In loving memory of our father, Cameron “Cam” Duncan Robertson, an extraordinary man … he was a caring, loving grandfather, father and husband. Cam, as he preferred to be called, was named after his grandfather Angus Allan Cameron and you can see from these names he had a long line of Scottish ancestors. I would have lunch with Cam on most Fridays and meet up with him at a corner diner and see him chatting with a table full friends. Yes, this was Cam talking to all comers and sometimes even agreeing with them. At this lunch time event I observed something very interesting; "that you will not know your father until you know your father’s friends". For it was a constant stream of his old-time friends passing through Salt Lake City from Edmonton, Alberta on their way to warmer climates. When I could get stories from Cam’s old home town friends during these interesting and spell binding lunches, they would tell me about his bicycle rides, ski jumping, and canoe building. These were no short around town type rides, he and his ‘buddies’ would get on their two speed bikes (you changed gears by stopping, releasing the quick-release hubs on the rear wheel, removing the chain, turning the wheel around, putting the chain back on the other-side gear-sprocket and placing the wheel back in position, tightening the hubs... and off you rode... in second gear!). This would be a ride from Edmonton to the Canadian Rockies (Jasper, to Lake Louise, to Banff) to Calgary, and then back up to Edmonton. So for Cam being in the Rocky Mountains of Colorado was like being back home. It was much later that I learned that Cam qualified to be on the Canadian Olympic ski jumping team... all but for one small problem he was only sixteen years old and at time you had to be seventeen years old to participate in winter Olympic games.
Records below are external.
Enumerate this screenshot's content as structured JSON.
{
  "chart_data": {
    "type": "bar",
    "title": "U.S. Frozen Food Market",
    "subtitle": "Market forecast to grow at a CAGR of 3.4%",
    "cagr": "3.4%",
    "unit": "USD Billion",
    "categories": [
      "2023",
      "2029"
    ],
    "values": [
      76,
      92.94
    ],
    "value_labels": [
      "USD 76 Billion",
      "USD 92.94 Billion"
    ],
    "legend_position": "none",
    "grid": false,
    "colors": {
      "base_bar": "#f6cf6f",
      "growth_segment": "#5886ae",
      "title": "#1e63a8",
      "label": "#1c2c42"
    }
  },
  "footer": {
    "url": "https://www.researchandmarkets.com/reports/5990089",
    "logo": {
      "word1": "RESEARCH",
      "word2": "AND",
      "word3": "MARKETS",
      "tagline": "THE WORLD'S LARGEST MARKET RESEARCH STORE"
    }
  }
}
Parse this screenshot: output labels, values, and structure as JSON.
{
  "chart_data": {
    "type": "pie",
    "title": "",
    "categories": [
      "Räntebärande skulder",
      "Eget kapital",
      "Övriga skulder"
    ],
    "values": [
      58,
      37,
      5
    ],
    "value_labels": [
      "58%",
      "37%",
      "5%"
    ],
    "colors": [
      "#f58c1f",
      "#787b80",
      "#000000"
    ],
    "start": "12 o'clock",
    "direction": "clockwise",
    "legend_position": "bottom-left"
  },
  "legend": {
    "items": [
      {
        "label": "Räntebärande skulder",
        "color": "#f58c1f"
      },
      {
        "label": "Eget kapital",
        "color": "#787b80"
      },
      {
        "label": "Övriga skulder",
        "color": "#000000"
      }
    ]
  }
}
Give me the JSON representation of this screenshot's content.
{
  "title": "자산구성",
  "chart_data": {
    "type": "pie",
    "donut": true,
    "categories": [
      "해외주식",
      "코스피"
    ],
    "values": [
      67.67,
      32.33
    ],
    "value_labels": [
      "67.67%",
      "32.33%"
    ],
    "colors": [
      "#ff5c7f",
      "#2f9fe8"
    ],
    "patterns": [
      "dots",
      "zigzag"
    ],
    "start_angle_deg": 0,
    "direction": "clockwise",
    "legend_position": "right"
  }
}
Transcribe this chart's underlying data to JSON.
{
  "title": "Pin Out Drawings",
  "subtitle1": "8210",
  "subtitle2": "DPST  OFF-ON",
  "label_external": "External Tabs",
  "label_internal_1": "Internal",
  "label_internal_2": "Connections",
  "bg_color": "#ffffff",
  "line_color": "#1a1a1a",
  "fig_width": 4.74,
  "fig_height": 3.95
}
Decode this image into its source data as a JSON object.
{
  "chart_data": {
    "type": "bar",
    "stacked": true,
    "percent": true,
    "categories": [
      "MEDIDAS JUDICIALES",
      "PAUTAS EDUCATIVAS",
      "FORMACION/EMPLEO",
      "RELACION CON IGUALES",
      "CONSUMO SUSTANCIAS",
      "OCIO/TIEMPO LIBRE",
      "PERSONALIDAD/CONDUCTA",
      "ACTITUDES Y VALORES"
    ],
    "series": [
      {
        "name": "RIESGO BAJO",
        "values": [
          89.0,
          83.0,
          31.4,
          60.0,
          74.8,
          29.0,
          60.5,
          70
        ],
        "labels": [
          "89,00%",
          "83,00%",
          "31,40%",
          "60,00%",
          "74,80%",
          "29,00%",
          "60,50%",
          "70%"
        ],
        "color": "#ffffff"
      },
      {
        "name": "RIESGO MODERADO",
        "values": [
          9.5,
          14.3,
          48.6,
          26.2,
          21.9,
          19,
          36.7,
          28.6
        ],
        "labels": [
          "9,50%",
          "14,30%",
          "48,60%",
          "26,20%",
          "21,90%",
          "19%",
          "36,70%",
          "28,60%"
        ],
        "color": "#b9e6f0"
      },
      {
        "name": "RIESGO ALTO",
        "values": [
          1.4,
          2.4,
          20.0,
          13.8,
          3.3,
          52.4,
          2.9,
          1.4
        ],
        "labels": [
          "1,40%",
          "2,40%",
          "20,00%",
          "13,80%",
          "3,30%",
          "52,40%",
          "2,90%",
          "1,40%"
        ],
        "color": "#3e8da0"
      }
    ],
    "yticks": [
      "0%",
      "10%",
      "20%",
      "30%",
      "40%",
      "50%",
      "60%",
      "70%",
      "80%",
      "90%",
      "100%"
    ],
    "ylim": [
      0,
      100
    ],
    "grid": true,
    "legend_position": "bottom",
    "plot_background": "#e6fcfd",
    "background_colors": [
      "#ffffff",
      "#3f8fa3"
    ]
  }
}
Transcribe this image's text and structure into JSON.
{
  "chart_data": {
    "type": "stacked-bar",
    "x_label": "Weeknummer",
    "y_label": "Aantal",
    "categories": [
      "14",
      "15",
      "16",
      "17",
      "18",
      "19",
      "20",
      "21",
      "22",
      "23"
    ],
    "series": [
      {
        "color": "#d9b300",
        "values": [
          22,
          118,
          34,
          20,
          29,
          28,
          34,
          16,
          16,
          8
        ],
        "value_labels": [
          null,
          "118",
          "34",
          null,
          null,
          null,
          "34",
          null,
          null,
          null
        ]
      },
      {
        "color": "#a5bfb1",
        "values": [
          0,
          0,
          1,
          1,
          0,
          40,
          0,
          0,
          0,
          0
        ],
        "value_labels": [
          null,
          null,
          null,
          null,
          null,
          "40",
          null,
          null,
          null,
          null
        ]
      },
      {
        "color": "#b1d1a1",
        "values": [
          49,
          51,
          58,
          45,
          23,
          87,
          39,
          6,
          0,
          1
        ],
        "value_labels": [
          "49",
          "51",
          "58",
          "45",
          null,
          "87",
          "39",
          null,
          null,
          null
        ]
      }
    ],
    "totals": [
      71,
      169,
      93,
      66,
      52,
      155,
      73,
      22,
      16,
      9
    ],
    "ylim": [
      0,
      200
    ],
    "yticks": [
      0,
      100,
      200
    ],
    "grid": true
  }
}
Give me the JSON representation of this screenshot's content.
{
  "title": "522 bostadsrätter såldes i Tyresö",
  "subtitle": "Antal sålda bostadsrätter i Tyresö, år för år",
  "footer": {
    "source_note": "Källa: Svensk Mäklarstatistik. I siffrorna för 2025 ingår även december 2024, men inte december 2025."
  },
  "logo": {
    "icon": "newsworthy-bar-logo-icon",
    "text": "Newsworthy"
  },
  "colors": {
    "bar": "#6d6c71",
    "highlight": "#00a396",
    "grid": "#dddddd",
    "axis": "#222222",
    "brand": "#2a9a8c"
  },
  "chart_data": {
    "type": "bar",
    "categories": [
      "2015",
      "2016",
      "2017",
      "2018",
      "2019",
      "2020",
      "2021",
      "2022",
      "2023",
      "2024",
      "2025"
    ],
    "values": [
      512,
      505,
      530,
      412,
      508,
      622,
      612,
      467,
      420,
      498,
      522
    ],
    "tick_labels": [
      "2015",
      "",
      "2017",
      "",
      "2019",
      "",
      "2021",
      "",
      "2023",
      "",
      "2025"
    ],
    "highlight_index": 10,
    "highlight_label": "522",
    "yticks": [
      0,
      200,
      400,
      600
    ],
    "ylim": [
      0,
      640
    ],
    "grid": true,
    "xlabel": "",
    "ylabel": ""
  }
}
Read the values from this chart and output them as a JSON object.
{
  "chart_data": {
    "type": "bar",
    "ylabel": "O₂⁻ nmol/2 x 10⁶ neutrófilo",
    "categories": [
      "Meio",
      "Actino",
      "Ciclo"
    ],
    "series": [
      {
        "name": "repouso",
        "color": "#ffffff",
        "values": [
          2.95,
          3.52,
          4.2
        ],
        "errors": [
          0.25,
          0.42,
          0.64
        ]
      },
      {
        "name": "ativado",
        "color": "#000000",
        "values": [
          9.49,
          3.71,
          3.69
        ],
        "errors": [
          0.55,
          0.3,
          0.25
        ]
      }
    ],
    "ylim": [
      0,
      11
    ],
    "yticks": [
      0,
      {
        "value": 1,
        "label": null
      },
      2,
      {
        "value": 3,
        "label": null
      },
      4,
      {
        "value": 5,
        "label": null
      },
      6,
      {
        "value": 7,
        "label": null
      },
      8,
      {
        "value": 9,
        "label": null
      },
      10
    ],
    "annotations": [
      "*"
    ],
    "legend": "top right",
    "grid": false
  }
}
It was from these encounters that I found a new perspective and depth to Cam’s life and my understanding of who he was to me: Cam, father, and dad.
Cam’s work life started during World War II when he was rejected from serving in the Canadian Armed Forces due to a hearing deficit, he was deaf in one ear. That did not stop him from trying to serve in the war effort. He then started working for the USACD as a materials expeditor for building the ALCAN highway from Dawson Creek, British Columbia to Delta Junction, Alaska via Whitehorse in the Yukon Territory covering some 1700 plus miles of the most inhospitable terrain and weather one can imagine. At the end of his assignment and near the wars end he met a young lady from southern Alberta and they married and settled down in Edmonton, Alberta to start a family.
Cam used his experience from his efforts on the ALCAN highway and started work with J. I. Case farm machinery equipment company as a material expeditor; a job filled with many challenges and much travel across the vast distances of Alberta. He met these challenges with great surprise to his American counterparts and as he rose through the ranks of the J. I. Case Company (now known as Case IH). It was his hard work and constant view that work could be done smarter vs just working harder that brought him to the attention of the powers-to-be at Case and he was moved to Omaha, NE in 'the States' to handle special projects. This caused the relocation of his family from one country to another country. As with all things in life the grass may or may not be greener on the other side and we found ourselves faced with his decision that he would rather be his own boss or as close to that as he could make it. This resulted in relocating the family, wife, Olga, oldest son, Allan, and son, Blake (the baby of the family) to Salt Lake City, Utah.
Cam purchased a minority interest in a small speciality farm equipment dealership and launched them on a new path of growth, stability, and prosperity. Put two sons through the University of Utah. He worked hard and found that he needed some work-life-balance and took up the leisure sport of golf... you know, chasing a small white ball around on green grass and hitting at it with all sorts of wood and metal clubs. This was balanced with his opportunity to give back to the community through his many activities as a Mason and Shriner (Old Scottish rite), allowed him to give time and treasure to the philanthropic missions of the El Kala Shriner Temple in Salt Lake City and many, many opportunities to travel with his first love and only love, Olga.
After Olga’s fast and tragic fight with cancer ending in 2001, Cam moved to Arizona to golf and golf, and do some more golfing! Was he good at this leisure sport I cannot really say, for I think golf’s allure skips the next generation, but I can say for sure he played golf until he could no longer hold or swing a club because of his Dupuytren’s contracture. At this point in 2015 he was moved to Estes Park by his youngest son, Blake, so that he could find peace and relaxation in the beautiful Colorado Rocky Mountains.
Cam, born in 1923, was the oldest of the three Robertson children and survived his two younger brothers. Cam’s wish was that he live longer than his grandmother-Cameron who passed away just shy of 96 years. Cam passed away in 2021, just shy of 98 years of age. He is survived by his two sons (Allan and Blake) and their families, four grandsons, and six grandchildren. Sincere thanks to his care givers at Good Samaritan Society and Hospice who provided thoughtful and compassionate care to the end.